LWT is any connection loss without clean disconnect. This could be network problems or crash of any component. rtl_433 usually shuts down in a controlled manner, even on USB trouble. But this isn't currently flagged to the MQTT broker.
Actually, when I originally created this issue I didn't quite understand that LWT was technically for ungraceful disconnects, not including graceful ones. I thought it applied in both cases, mostly because other software I use act this way. So that's what I phrased it as and it's probably a bit narrow of a description.
The problem I was having (am still?) was the USB issue ("Async read stalled, exiting") and a bug in Docker. rtl_433 would exit, and the container would hang, even with a restart policy enabled. Generally, just restarting rtl_433 has worked for me, I can't remember having to physically remove the USB device.
So the request is really for a general status flag that would be set on startup and shutdown. Whether or not it's graceful or not doesn't really matter it seems. I think including LWT just makes sense.
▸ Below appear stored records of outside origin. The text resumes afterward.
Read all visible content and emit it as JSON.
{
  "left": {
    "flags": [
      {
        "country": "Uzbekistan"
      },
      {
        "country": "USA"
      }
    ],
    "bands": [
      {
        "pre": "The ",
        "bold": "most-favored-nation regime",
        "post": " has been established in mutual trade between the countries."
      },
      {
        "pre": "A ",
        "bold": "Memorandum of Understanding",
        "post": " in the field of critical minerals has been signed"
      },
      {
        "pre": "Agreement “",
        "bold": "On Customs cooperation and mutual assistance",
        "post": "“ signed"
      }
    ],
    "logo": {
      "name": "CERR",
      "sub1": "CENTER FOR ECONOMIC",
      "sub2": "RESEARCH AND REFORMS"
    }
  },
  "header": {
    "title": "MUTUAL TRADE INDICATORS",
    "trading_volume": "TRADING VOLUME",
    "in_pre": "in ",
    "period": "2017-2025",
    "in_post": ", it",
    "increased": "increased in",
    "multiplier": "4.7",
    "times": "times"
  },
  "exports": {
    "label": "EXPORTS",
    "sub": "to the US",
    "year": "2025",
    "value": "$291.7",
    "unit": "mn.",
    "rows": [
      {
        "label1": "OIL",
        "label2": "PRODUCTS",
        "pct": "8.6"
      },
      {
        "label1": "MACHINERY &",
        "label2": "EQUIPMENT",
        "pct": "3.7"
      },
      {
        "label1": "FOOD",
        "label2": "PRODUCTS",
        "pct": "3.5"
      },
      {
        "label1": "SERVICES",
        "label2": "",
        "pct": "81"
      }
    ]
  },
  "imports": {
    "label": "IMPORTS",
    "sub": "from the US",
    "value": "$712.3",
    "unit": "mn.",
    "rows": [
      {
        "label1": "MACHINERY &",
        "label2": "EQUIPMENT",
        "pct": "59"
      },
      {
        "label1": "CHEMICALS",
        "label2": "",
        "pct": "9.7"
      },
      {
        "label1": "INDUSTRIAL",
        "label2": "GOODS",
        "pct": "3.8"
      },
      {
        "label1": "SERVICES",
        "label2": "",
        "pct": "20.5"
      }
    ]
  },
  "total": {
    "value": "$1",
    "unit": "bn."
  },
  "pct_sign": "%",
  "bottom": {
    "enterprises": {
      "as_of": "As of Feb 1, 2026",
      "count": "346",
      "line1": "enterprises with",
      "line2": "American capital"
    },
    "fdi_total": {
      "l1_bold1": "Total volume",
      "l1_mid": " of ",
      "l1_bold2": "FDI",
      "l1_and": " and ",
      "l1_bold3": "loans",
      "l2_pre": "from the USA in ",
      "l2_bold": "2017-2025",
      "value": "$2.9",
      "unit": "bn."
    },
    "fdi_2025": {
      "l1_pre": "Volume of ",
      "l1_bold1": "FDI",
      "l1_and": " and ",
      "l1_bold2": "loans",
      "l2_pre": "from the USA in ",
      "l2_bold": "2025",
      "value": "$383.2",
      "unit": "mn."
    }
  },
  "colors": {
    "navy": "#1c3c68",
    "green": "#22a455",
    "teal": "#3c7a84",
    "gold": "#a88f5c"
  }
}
Since then I've got all my batteries displayed in both Grafana and Home Assistant, I just need to setup notifications for low ones. I had one sensor offline for over two months because I wasn't paying attention!
HA has built in support for handling expiration of sensor values, so I might be able to detect issues with rtl_433 shutting down as well. So the need for this specific request is probably lessened, but I think it's a good thing to have. :smile: If it's available I'll use it.
The problem I was having (am still?) was the USB issue ("Async read stalled, exiting")
About the "Async read stalled, exiting" : it happends from time to time on my Pi (maybe once a week). I just have to reset the USB port to make it work again. I compile usbreset.c (https://gist.github.com/x2q/5124616) and use "usbreset /dev/bus/usb/001/004" (assuming lsusb report the dongle on bus 001 device 004). So sad, the rtl_433 program do not report with an error exit code the "Async read stalled" program. Probably something have to change near https://github.com/merbanan/rtl_433/blob/ed7a743b40c79c95130de8c79dc2175fa3a5cd5b/src/rtl_433.c#L1136 but I do not success to modify the code to exit(42) in case of this error.
Good idea, we should do that, exit with a defined code on different errors. Note though that stall errors can have multiple reasons. We just notice that the receiver does not deliver data anymore. For me (Raspberry Pi 3 Model B, 2x R820T2 rtl-sdr) that happens once a week because the dongle gets confused or when running cpu heavy tasks which might undervoltage the dongle. In my case no USB reset is needed.
exit codes are implemented, LWT discussed in #1547. closing.
I have been dealing with this issue (not with rtl_433) in home assistant. I have settled on publishing to
Then, I set online as an availability topic, so that the temperature goes unavailable when the online topic becomes OFF, or if temperature has not been written for usually 2 * interval + 30s. The payloads are arbitrary, but it's nice if they line up with either binary sensor or availability topic norms within HA. I set up alerts for 'sensor offline' and 'sensor unavailable'.
I do wonder how much of this should be in rtl_433, vs the mqtt relay script. But it's nice to know if rtl_433 crashes, which the current UDP-to-script would not notice. Overall I think this situation could benefit from a step back and systems design thinking; the world is complicated.
Add support for sending Birth and LWT messages. This would make it trivial to know when a rtl_433 is running or has gone offline.